A tratti, Kalaj risulta disturbante. Xenofobo, machista, aggressivo...

«Aveva opinioni forti e non se ne vergognava. Anzi, le metteva in piazza. Alcune diatribe contro le donne le ho dovute tagliare, però».

A esempio?

«Quelle sull'orgasmo femminile. Per lui era un incubo. Da arabo, non era educato ad aspettare che una donna avesse il suo orgasmo, lo infastidiva. E lo palesava in modo scioccante. Questo, stranamente, agli occhi delle donne lo rendeva interessante. La sua espressione preferita era “Jumbo-ersatz”, con cui definiva l'America e il mondo occidentale».

Sarebbe a dire?

«Vuol dire “surrogati”. Se lo avessi ritenuto soltanto uno schifoso che si rivolta contro i valori, non gli avrei mai rivolto la parola.
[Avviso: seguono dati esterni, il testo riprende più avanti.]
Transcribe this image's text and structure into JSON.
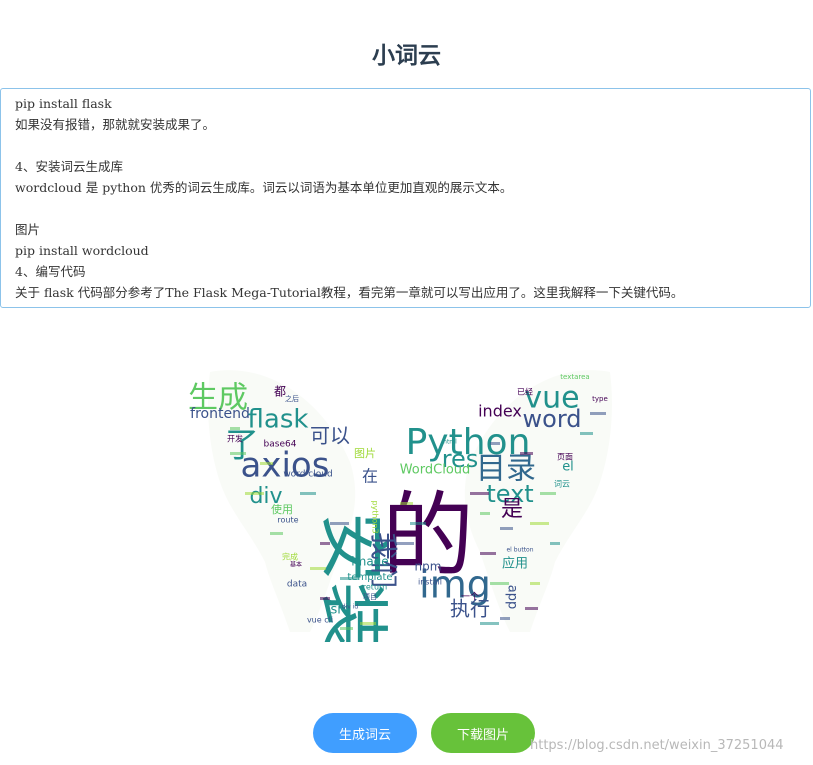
{
  "page": {
    "title": "小词云"
  },
  "editor": {
    "lines": [
      "pip install flask",
      "如果没有报错，那就就安装成果了。",
      "",
      "4、安装词云生成库",
      "wordcloud 是 python 优秀的词云生成库。词云以词语为基本单位更加直观的展示文本。",
      "",
      "图片",
      "pip install wordcloud",
      "4、编写代码",
      "关于 flask 代码部分参考了The Flask Mega-Tutorial教程，看完第一章就可以写出应用了。这里我解释一下关键代码。"
    ]
  },
  "wordcloud": {
    "colors": {
      "purple": "#440154",
      "indigo": "#3b528b",
      "teal": "#21918c",
      "green": "#5ec962",
      "lime": "#a0da39",
      "blue": "#31688e"
    },
    "words": [
      {
        "text": "的",
        "size": 92,
        "color": "#440154",
        "vertical": false
      },
      {
        "text": "安装",
        "size": 70,
        "color": "#21918c",
        "vertical": true
      },
      {
        "text": "img",
        "size": 38,
        "color": "#31688e",
        "vertical": false
      },
      {
        "text": "Python",
        "size": 36,
        "color": "#21918c",
        "vertical": false
      },
      {
        "text": "axios",
        "size": 34,
        "color": "#3b528b",
        "vertical": false
      },
      {
        "text": "目录",
        "size": 30,
        "color": "#31688e",
        "vertical": false
      },
      {
        "text": "vue",
        "size": 30,
        "color": "#21918c",
        "vertical": false
      },
      {
        "text": "生成",
        "size": 30,
        "color": "#5ec962",
        "vertical": false
      },
      {
        "text": "了",
        "size": 34,
        "color": "#21918c",
        "vertical": false
      },
      {
        "text": "flask",
        "size": 26,
        "color": "#21918c",
        "vertical": false
      },
      {
        "text": "word",
        "size": 24,
        "color": "#3b528b",
        "vertical": false
      },
      {
        "text": "我们",
        "size": 28,
        "color": "#3b528b",
        "vertical": true
      },
      {
        "text": "text",
        "size": 24,
        "color": "#21918c",
        "vertical": false
      },
      {
        "text": "res",
        "size": 24,
        "color": "#21918c",
        "vertical": false
      },
      {
        "text": "是",
        "size": 22,
        "color": "#440154",
        "vertical": false
      },
      {
        "text": "div",
        "size": 22,
        "color": "#21918c",
        "vertical": false
      },
      {
        "text": "可以",
        "size": 20,
        "color": "#3b528b",
        "vertical": false
      },
      {
        "text": "执行",
        "size": 20,
        "color": "#3b528b",
        "vertical": false
      },
      {
        "text": "index",
        "size": 16,
        "color": "#440154",
        "vertical": false
      },
      {
        "text": "frontend",
        "size": 14,
        "color": "#3b528b",
        "vertical": false
      },
      {
        "text": "WordCloud",
        "size": 13,
        "color": "#5ec962",
        "vertical": false
      },
      {
        "text": "在",
        "size": 16,
        "color": "#3b528b",
        "vertical": false
      },
      {
        "text": "应用",
        "size": 13,
        "color": "#21918c",
        "vertical": false
      },
      {
        "text": "image",
        "size": 12,
        "color": "#21918c",
        "vertical": false
      },
      {
        "text": "npm",
        "size": 12,
        "color": "#3b528b",
        "vertical": false
      },
      {
        "text": "src",
        "size": 13,
        "color": "#21918c",
        "vertical": false
      },
      {
        "text": "el",
        "size": 13,
        "color": "#21918c",
        "vertical": false
      },
      {
        "text": "app",
        "size": 13,
        "color": "#3b528b",
        "vertical": true
      },
      {
        "text": "使用",
        "size": 11,
        "color": "#5ec962",
        "vertical": false
      },
      {
        "text": "图片",
        "size": 11,
        "color": "#a0da39",
        "vertical": false
      },
      {
        "text": "template",
        "size": 10,
        "color": "#21918c",
        "vertical": false
      },
      {
        "text": "word cloud",
        "size": 9,
        "color": "#3b528b",
        "vertical": false
      },
      {
        "text": "base64",
        "size": 9,
        "color": "#440154",
        "vertical": false
      },
      {
        "text": "route",
        "size": 8,
        "color": "#3b528b",
        "vertical": false
      },
      {
        "text": "data",
        "size": 9,
        "color": "#3b528b",
        "vertical": false
      },
      {
        "text": "vue cli",
        "size": 8,
        "color": "#3b528b",
        "vertical": false
      },
      {
        "text": "install",
        "size": 8,
        "color": "#3b528b",
        "vertical": false
      },
      {
        "text": "return",
        "size": 8,
        "color": "#21918c",
        "vertical": false
      },
      {
        "text": "一个",
        "size": 9,
        "color": "#440154",
        "vertical": false
      },
      {
        "text": "页面",
        "size": 8,
        "color": "#440154",
        "vertical": false
      },
      {
        "text": "词云",
        "size": 8,
        "color": "#21918c",
        "vertical": false
      },
      {
        "text": "已经",
        "size": 8,
        "color": "#440154",
        "vertical": false
      },
      {
        "text": "都",
        "size": 12,
        "color": "#440154",
        "vertical": false
      },
      {
        "text": "开发",
        "size": 8,
        "color": "#440154",
        "vertical": false
      },
      {
        "text": "完成",
        "size": 8,
        "color": "#a0da39",
        "vertical": false
      },
      {
        "text": "项目",
        "size": 7,
        "color": "#3b528b",
        "vertical": false
      },
      {
        "text": "python3",
        "size": 8,
        "color": "#a0da39",
        "vertical": true
      },
      {
        "text": "textarea",
        "size": 7,
        "color": "#5ec962",
        "vertical": false
      },
      {
        "text": "type",
        "size": 7,
        "color": "#440154",
        "vertical": false
      },
      {
        "text": "之后",
        "size": 7,
        "color": "#3b528b",
        "vertical": false
      },
      {
        "text": "html",
        "size": 6,
        "color": "#21918c",
        "vertical": false
      },
      {
        "text": "基本",
        "size": 6,
        "color": "#440154",
        "vertical": false
      },
      {
        "text": "el button",
        "size": 6,
        "color": "#3b528b",
        "vertical": false
      },
      {
        "text": "div id",
        "size": 6,
        "color": "#3b528b",
        "vertical": false
      }
    ]
  },
  "buttons": {
    "generate": "生成词云",
    "download": "下载图片"
  },
  "watermark": "https://blog.csdn.net/weixin_37251044"
}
Ma diceva cose che ancora sostengo anche io, come il fatto che sia incomprensibile che la gente si alzi la mattina e mangi cose del tutto finte, prefabbricate, artificiali, che non esistono nel regno di Dio. Questo lo offendeva. Vengo anch'io dal Medio Oriente e nel mio profondo so che non bisogna mai trascurare la natura».

Ha conosciuto altri Kalaj?

«Se dovessi citare una persona ancora più simile a Kalaj, direi mia madre. Era selvatica come lui, completamente sordomuta. Sono certo che a Islamabad o a Kabul avrebbe tirato sul prezzo al mercato e i mercanti sfacciati si sarebbero burlati di lei. Ma le avrebbero voluto bene. Negli Stati Uniti la gente la aiutava, non la prendeva in giro, eppure lei la sentiva artificiale. Non credeva nelle parole».

Almeno lei ci crede?

«No. Non credo nel linguaggio. Sono uno stilista della lingua. La prosa deve essere superlavorata per rendere quel che sentiamo e il linguaggio puro è solo quello del tutto costruito, perché solo così riproduce al suo massimo quello che in fondo non è capace di trasmettere. Il mio modello è Proust, che ha buttato tutta la sua vita nella carta per azzeccare la realtà vissuta in emozioni per le quali non ci sono parole. Io sono “dottore in carta”, come mi diceva Kalaj».

Come è finita con lui?

«Dopo che Harvard mi ha “accettato”, non volevo più essere visto insieme a lui. Non gli rispondevo più al telefono e lui mi cercava spesso per avere favori. Avrei potuto non dirlo, camuffare questa mia slealtà amicale, ma è così che è andata».

Forse, inconsciamente, con questo romanzo ha voluto farsi perdonare...

«Non sono convinto che abbiamo un inconscio.

E se lo abbiamo, non lo conosco, non l'ho mai capito e mi interessa poco».